Lol the difference between your ignorance of American cuisine and our ignorance of your cuisine is that we know how the difference between “your” and “you’re” and we know how to laugh at a joke. U mad?
no, most of you, moronic dumb Americans, don’t know the difference between your and you’re. Nation dumbed down below zero
Also, if you think this is funny or a joke, it tells a lot about you, and not in a good way, my sad, dumb, primitive American friends
Hi two years later. Sorry your Google Translate doesn’t do grammar for you. Again, you should be more selective in what makes you mad, my sad, depressing, lonely, stalkerish European friend
Shame on you whoever you are; probably a turkish american. Leaving in a country like America that judges racism, you are a shame on your country. If you were a civilized person, you would’ve been learned how to show respect to other nations culture and tradition, whether you like it or not. It’s like insulting the Japanese for eating dead raw fish, right? However, maybe our food it’s not good for many, but at least we’ve learned how to respect the others.
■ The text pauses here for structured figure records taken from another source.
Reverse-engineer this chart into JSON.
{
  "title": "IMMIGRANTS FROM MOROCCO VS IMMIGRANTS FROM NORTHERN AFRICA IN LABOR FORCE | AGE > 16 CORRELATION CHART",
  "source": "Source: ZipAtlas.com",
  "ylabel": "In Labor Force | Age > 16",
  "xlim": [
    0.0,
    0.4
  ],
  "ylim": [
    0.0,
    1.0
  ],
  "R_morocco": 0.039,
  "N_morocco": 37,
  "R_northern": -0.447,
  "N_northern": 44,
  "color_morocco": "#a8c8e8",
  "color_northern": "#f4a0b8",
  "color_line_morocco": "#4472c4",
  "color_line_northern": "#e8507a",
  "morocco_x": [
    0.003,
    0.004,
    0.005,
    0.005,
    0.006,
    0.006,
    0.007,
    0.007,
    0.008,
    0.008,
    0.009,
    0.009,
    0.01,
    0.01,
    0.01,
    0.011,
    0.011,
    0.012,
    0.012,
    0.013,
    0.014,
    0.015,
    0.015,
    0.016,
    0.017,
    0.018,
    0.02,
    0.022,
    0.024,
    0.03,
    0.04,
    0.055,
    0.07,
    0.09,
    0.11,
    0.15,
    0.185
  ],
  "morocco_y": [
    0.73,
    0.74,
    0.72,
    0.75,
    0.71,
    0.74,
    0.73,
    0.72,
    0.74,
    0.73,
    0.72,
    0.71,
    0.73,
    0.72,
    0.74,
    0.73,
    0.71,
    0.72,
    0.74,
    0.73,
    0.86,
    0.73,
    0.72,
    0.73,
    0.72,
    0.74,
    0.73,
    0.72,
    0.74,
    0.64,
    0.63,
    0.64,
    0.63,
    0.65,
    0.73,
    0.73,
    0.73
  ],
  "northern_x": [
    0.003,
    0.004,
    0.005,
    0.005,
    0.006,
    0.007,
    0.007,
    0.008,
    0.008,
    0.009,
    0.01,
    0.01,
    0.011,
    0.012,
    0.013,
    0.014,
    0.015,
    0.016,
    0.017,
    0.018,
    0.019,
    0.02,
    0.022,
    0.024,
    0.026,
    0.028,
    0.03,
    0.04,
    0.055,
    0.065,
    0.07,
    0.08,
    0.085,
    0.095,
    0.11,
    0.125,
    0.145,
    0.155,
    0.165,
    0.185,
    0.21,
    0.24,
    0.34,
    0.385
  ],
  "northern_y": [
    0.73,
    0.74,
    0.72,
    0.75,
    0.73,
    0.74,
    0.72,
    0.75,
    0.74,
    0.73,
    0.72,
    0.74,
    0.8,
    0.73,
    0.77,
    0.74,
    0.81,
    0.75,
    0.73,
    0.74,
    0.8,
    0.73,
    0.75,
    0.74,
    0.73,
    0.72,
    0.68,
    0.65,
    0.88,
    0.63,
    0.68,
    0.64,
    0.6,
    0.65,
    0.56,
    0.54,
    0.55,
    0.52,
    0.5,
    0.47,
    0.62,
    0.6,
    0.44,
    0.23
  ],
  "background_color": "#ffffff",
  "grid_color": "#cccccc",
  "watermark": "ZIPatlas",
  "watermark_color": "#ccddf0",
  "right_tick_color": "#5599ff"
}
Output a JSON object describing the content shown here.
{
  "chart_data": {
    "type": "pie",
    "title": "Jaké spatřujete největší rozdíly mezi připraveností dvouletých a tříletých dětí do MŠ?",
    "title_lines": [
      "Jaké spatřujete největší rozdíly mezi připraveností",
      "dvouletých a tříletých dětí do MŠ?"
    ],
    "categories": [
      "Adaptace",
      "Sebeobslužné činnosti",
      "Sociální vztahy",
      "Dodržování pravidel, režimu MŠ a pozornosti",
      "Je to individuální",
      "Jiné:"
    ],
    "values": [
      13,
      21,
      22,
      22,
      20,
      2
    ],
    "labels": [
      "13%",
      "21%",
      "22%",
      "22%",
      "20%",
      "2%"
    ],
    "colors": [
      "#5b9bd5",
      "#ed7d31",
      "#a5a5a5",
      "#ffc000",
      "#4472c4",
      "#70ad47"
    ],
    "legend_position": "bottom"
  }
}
Btw, the food that you mentioned are not the only Armenian dishes, we still have the Western Armenian food. Go educate yourself instead of making fun of a such honorable and respectful nation.
Lol we literally have a section called “Goddamn it Japan You’re Doing it Wrong”
A correction of a mistake that was made by the auto corrector of the phone:
Living and not leaving
…
damn you really took the time to dig deep into our culture and find this shit, just say ur obsessed and move on cause this shit is embarassing. ur literally american, your opinion is invalid.
I kind of just stumbled on this website and it’s funny but the comments are funnier.